The information gathered was synthesised into four evidence levels: (i) strong evidence: consistent findings of an association in the same direction in at least three studies; (ii) moderate evidence: at least two studies reported a significant association in the same direction with one or none in the opposing direction; (iii) inconsistent evidence: inconsistent findings whereby no clear directionality in the findings was apparent ; (iv) weak evidence: only one study available with supporting evidence or studies consistently identified no association.

Results

The search strategy resulted in 420 bibliographic records, reduced to 257 articles following the exclusion of duplicates and to 36 following application of the inclusion criteria. Backwards organic searching identified a further seven articles. The forwards (citation) search did not identify further relevant articles. Forty-three studies were included in the review. The majority of studies were classified as high quality (Table 1), 11 as moderate quality and none as poor quality. Twenty-two studies focussed on breast cancer, five on prostate and testicular cancers, five on head and neck cancer, one on gynaecological cancers, one on haematological cancer, one on colorectal cancer, one on renal cell carcinoma and one on early Barrett's neoplasia. In addition, six studies covered mixed cancer types.

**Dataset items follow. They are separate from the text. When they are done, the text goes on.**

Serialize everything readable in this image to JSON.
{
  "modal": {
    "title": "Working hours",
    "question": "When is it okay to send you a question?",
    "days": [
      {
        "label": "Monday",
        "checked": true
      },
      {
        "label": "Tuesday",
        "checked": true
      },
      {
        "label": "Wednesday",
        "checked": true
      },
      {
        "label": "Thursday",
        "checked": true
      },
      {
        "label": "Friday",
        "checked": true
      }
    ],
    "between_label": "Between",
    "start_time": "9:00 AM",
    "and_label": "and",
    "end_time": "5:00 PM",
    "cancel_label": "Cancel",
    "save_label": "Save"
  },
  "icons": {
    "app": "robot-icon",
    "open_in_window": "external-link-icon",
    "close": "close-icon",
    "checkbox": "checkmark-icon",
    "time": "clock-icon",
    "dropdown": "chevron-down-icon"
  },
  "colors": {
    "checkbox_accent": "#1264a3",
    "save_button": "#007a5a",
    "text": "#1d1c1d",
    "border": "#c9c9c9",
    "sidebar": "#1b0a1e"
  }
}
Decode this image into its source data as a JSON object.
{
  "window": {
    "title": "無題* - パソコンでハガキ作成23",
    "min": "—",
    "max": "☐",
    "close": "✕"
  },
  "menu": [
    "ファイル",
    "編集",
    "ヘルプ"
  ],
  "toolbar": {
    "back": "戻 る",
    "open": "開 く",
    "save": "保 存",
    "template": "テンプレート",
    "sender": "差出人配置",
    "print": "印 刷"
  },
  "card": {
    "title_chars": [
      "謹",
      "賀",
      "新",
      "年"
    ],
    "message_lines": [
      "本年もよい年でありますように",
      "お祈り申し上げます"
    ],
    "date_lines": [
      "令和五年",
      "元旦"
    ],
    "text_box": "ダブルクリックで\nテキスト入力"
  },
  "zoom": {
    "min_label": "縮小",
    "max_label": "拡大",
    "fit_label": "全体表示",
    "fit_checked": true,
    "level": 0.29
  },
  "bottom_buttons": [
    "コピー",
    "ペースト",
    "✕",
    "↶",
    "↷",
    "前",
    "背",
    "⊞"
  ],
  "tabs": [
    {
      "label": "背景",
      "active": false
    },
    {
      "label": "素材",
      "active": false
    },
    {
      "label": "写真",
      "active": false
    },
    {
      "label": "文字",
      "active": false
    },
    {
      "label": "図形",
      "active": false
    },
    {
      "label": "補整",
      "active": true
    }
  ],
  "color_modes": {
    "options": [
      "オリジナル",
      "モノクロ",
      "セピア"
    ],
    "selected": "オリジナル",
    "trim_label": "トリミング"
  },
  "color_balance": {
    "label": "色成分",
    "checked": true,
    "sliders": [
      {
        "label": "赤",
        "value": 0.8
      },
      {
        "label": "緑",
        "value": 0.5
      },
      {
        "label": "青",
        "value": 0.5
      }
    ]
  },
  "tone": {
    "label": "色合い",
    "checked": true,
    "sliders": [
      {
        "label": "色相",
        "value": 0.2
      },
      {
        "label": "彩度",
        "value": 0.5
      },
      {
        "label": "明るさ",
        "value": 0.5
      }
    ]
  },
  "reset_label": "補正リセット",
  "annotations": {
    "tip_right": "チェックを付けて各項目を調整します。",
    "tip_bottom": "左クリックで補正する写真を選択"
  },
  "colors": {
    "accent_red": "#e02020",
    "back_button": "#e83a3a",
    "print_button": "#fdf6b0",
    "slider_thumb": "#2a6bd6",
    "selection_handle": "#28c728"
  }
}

Eleven studies utilised a longitudinal design with follow-up periods ranging from 12 weeks to 18 months and between two and four data collection points. Retention rates between initial and final data collection ranged from 73% to 90%. Eight studies reported that FCR changed minimally over the periods examined [9, 14, 16, 24, 31, 55, 57]. However, three studies reported that FCR decreased between the first two time points measured [21, 36, 47].

Demographic factors

Younger age was consistently associated (in 14 studies) with greater FCR. Older patients reported less fear in breast [6, 12, 14-16, 22-27, 47], endometrial [24], orofacial [17], gynaecological [28], testicular [29] and mixed cancer types [56]. In contrast, two studies did not find a significant association between age and FCR [7, 18]. However, age remains an important predictor of recurrence worry in multivariate models [14].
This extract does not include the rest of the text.